Even those lawmakers who expressed concern said there was little politicians could do.

“I’m tracking it daily, and it’s not good,” said Senator Josh Hawley, whose home state, Missouri, is now a Covid hot spot. But he flatly ruled out mandates to get more Missourians inoculated, saying it would only backfire with conservative voters.

“Where you run into problems is where they say, ‘You must do the following,’” Mr. Hawley said. “That is why the president’s language about going door to door is so alarming to people that it has the opposite effect.”

Mr. Marshall, a physician who organized other elected Republican doctors to encourage constituents to get vaccinated, concluded that “there’s nothing that anyone can say up here that’s going to convince somebody to take the vaccine.”

Off Capitol Hill, some conservatives have become considerably more forceful. Utah’s Republican governor, Spencer Cox, accused conservative “talking heads” of “literally killing their supporters” with their vaccine skepticism.

The conservative personality Sean Hannity told viewers on Monday night to take the virus seriously and get vaccinated. Steve Doocy, the co-host of Mr. Trump’s favorite news program, “Fox & Friends,” had a similar message on Tuesday morning.

But the messages on Fox remain mixed, as do the Republican Party’s.
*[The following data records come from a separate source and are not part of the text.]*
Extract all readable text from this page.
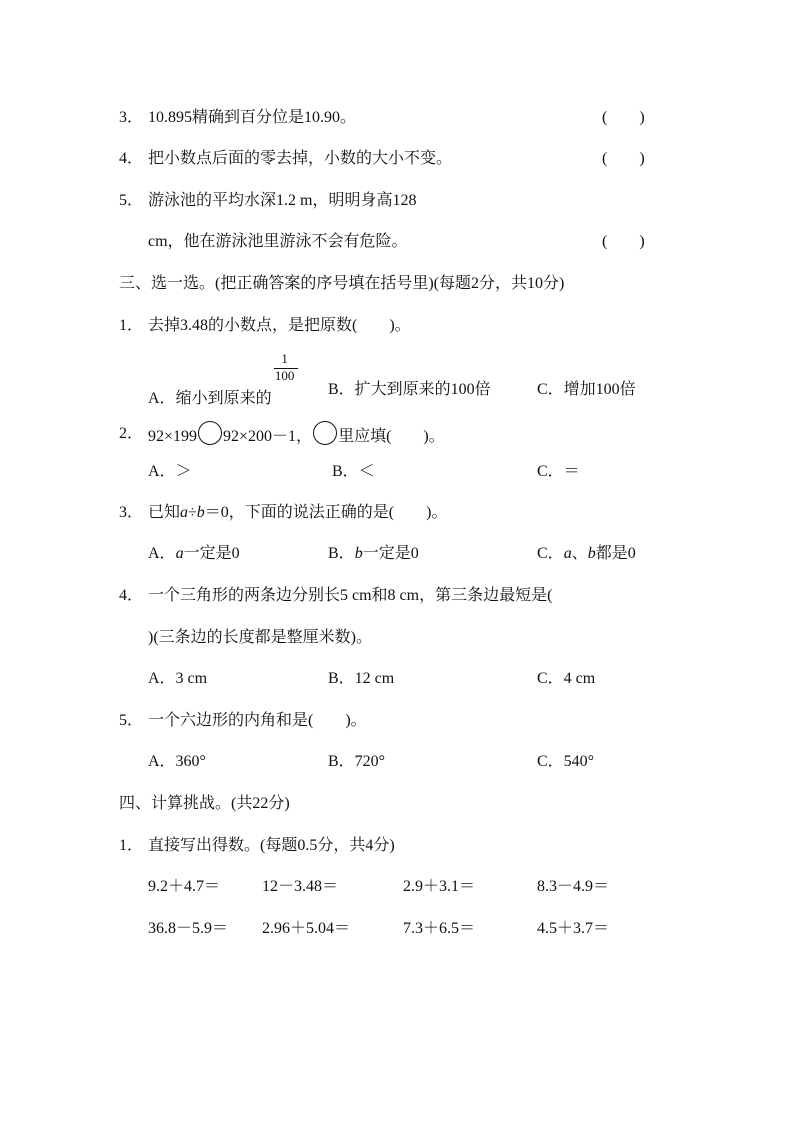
3． 10.895精确到百分位是10.90。	(　　)
4． 把小数点后面的零去掉，小数的大小不变。	(　　)
5． 游泳池的平均水深1.2 m，明明身高128
cm，他在游泳池里游泳不会有危险。	(　　)
三、选一选。(把正确答案的序号填在括号里)(每题2分，共10分)
1． 去掉3.48的小数点，是把原数(　　)。
A．缩小到原来的 $\frac{1}{100}$ B．扩大到原来的100倍	C．增加100倍
2． 92×199 92×200－1， 里应填(　　)。
A．＞	B．＜	C．＝
3． 已知a÷b＝0，下面的说法正确的是(　　)。
A．a一定是0	B．b一定是0	C．a、b都是0
4． 一个三角形的两条边分别长5 cm和8 cm，第三条边最短是(
)(三条边的长度都是整厘米数)。
A．3 cm	B．12 cm	C．4 cm
5． 一个六边形的内角和是(　　)。
A．360°	B．720°	C．540°
四、计算挑战。(共22分)
1． 直接写出得数。(每题0.5分，共4分)
9.2＋4.7＝	12－3.48＝	2.9＋3.1＝	8.3－4.9＝
36.8－5.9＝ 2.96＋5.04＝	7.3＋6.5＝	4.5＋3.7＝
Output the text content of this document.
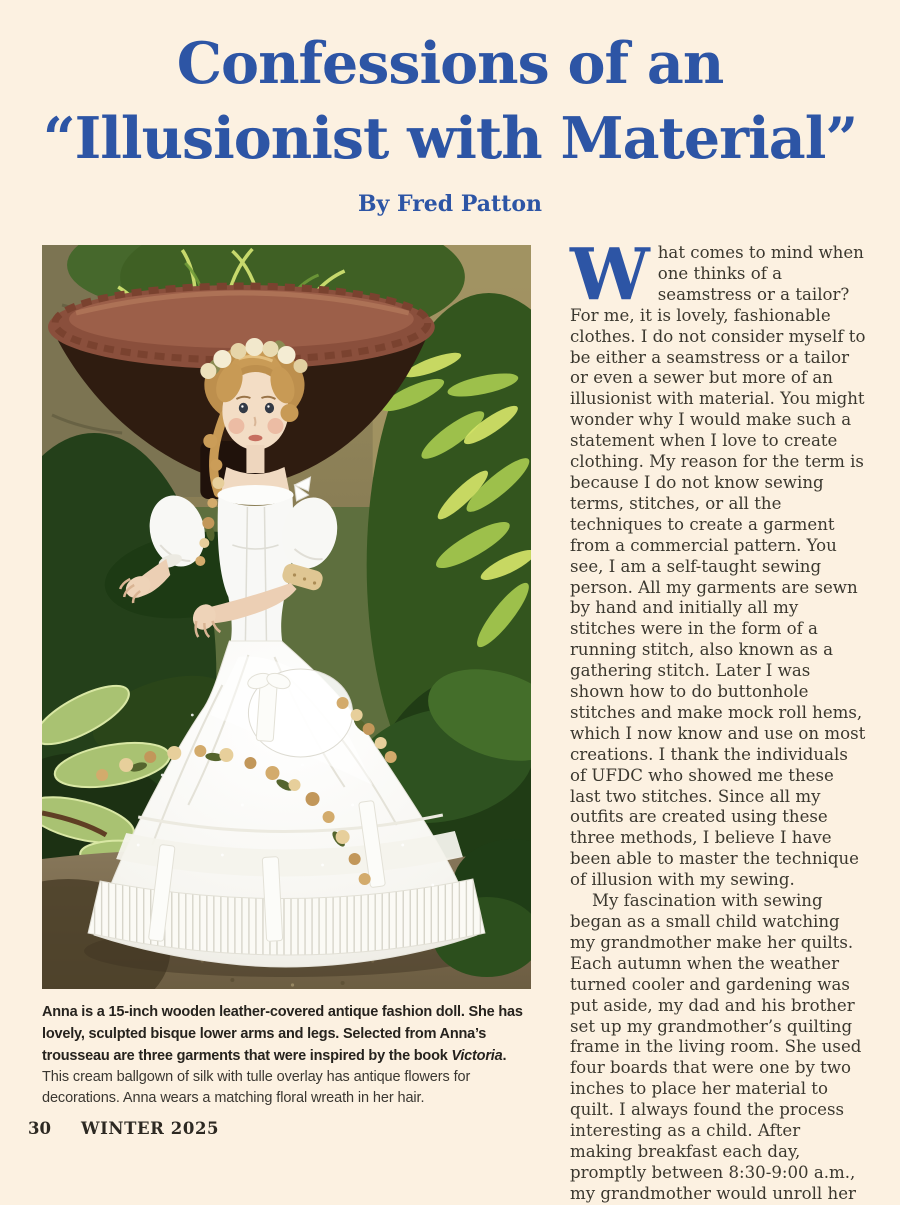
Confessions of an
“Illusionist with Material”
By Fred Patton

Anna is a 15-inch wooden leather-covered antique fashion doll. She has lovely, sculpted bisque lower arms and legs. Selected from Anna’s trousseau are three garments that were inspired by the book Victoria.

This cream ballgown of silk with tulle overlay has antique flowers for decorations. Anna wears a matching floral wreath in her hair.

What comes to mind when one thinks of a seamstress or a tailor? For me, it is lovely, fashionable clothes. I do not consider myself to be either a seamstress or a tailor or even a sewer but more of an illusionist with material. You might wonder why I would make such a statement when I love to create clothing. My reason for the term is because I do not know sewing terms, stitches, or all the techniques to create a garment from a commercial pattern. You see, I am a self-taught sewing person. All my garments are sewn by hand and initially all my stitches were in the form of a running stitch, also known as a gathering stitch. Later I was shown how to do buttonhole stitches and make mock roll hems, which I now know and use on most creations. I thank the individuals of UFDC who showed me these last two stitches. Since all my outfits are created using these three methods, I believe I have been able to master the technique of illusion with my sewing.

My fascination with sewing began as a small child watching my grandmother make her quilts. Each autumn when the weather turned cooler and gardening was put aside, my dad and his brother set up my grandmother’s quilting frame in the living room. She used four boards that were one by two inches to place her material to quilt. I always found the process interesting as a child. After making breakfast each day, promptly between 8:30-9:00 a.m., my grandmother would unroll her

30 WINTER 2025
Senator Rand Paul, Republican of Kentucky and a doctor, is trying to change the subject. At Tuesday’s health committee hearing, he escalated his long-running attacks on Dr. Fauci over whether the National Institutes of Health funded “gain of function” research — experiments devised to identify genetic mutations that could make a virus more powerful — at a laboratory in Wuhan, China, where the pandemic began.

Mr. Paul accused Dr. Fauci of lying to Congress when he testified in May that the N.I.H. did not fund such work. Dr. Fauci shot back that he was not lying, and accused the senator of spreading falsehoods by implying American scientists were to blame for the pandemic.

Mr. Marshall used the hearing to raise questions about whether children should be vaccinated. He said afterward that he would encourage anybody over 50 to get the vaccine, but added that there were “pluses and minuses” for anyone younger than that, directly contradicting guidance from the C.D.C., which has said everyone over 12 should be vaccinated.

The senator added that those not yet vaccinated should get tested to see if they had antibodies from a previous infection, and if they did, they might not need a shot. That, too, goes against the C.D.C., which recommends vaccination for those who have recovered from Covid-19.

But Republican concerns are still focused mainly on the tactics of those trying to get more people inoculated.

“You’re seeing some people try to bully people into doing things instead of just encouraging them,” Mr. Scalise said. “There’s even talk of putting mask mandates back on people in certain states when the vaccine is widely available, it’s safe and effective.

“We should be encouraging people to get it,” he added, “but not trying to threaten people.”